Other participants noted that private placements appear to be on the upswing as a result of current primary stagnation.
Munis were weaker on Monday on the MBIS benchmark scale, with yields rising nine basis points in the 10-year and by seven basis points in the 30-year maturity. High-grades were also weaker, with yields on MBIS' AAA scale increasing by 10 basis points in the 10-year maturity and by 12 basis points in the 30-year maturity.
Munis were steady on Refinitiv Municipal Market Data’s AAA benchmark scale, as the yield on both the 10-year and 30-year muni GO were unchanged from 2.79% and 3.37%, respectively.

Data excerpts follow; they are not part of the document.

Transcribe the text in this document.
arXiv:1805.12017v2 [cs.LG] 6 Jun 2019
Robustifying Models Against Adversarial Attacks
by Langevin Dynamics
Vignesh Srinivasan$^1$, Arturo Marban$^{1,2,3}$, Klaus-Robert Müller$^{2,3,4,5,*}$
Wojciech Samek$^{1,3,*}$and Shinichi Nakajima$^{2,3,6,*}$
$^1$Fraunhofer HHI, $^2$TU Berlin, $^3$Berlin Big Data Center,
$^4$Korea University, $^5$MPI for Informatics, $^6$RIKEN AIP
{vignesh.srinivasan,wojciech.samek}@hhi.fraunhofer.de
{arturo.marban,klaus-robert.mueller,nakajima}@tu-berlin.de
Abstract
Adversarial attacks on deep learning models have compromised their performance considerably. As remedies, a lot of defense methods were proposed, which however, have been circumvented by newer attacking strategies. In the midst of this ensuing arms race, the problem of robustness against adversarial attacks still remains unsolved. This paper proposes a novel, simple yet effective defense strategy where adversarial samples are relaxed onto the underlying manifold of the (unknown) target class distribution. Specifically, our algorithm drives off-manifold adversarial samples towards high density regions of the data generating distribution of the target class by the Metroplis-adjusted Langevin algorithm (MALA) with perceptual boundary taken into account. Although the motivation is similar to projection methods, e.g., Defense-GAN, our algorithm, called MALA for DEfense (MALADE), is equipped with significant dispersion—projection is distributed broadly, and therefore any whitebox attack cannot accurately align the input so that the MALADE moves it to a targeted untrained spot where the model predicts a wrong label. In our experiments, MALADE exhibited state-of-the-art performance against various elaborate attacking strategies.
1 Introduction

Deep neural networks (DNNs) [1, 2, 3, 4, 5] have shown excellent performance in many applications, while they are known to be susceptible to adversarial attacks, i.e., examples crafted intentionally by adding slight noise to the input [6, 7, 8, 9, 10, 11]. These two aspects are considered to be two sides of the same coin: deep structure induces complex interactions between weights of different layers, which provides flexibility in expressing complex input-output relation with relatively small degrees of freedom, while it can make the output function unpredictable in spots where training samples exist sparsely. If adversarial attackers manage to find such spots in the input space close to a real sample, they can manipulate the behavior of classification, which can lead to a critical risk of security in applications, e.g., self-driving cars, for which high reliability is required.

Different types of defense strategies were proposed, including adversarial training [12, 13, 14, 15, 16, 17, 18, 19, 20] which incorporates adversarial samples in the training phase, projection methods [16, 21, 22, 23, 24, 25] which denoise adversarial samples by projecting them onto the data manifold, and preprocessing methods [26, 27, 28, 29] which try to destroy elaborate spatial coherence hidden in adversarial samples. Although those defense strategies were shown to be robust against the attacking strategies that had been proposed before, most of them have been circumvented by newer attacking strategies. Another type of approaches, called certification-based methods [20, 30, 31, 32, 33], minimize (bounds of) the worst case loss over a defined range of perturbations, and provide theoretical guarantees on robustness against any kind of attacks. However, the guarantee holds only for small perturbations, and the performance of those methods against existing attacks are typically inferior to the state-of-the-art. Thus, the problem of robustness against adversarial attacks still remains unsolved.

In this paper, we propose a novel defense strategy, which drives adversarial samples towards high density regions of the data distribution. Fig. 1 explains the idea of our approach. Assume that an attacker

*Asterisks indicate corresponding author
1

BVAL saw the one-year unchanged as of publication, unchanged in the 10-year and one basis point cut in the 30-year.
The ICE muni curve was stronger by 11 basis points on the 10-year and four basis points on the 30-year maturity. But it was stronger by 25 to 20 basis points on the one- to four-year.
The 10-year muni-to-Treasury ratio was calculated at 268.4% while the 30-year muni-to-Treasury ratio stood at 197.8%, according to MMD.
Stocks were mostly in the red on Monday but pared back loses from early in the day and then sunk further later in the afternoon. Treasury yields were lower yet again.
The Dow Jones Industrial Average was down about 3.31%, the S&P 500 index was lower by 3.22% and the Nasdaq lost roughly 0.78% late in the session on Monday.
The three-month Treasury was yielding 0.025%, the Treasury two-year was yielding 0.294%, the five-year was yielding 0.394%, the 10-year was yielding 0.757% and the 30-year was yielding 1.342%.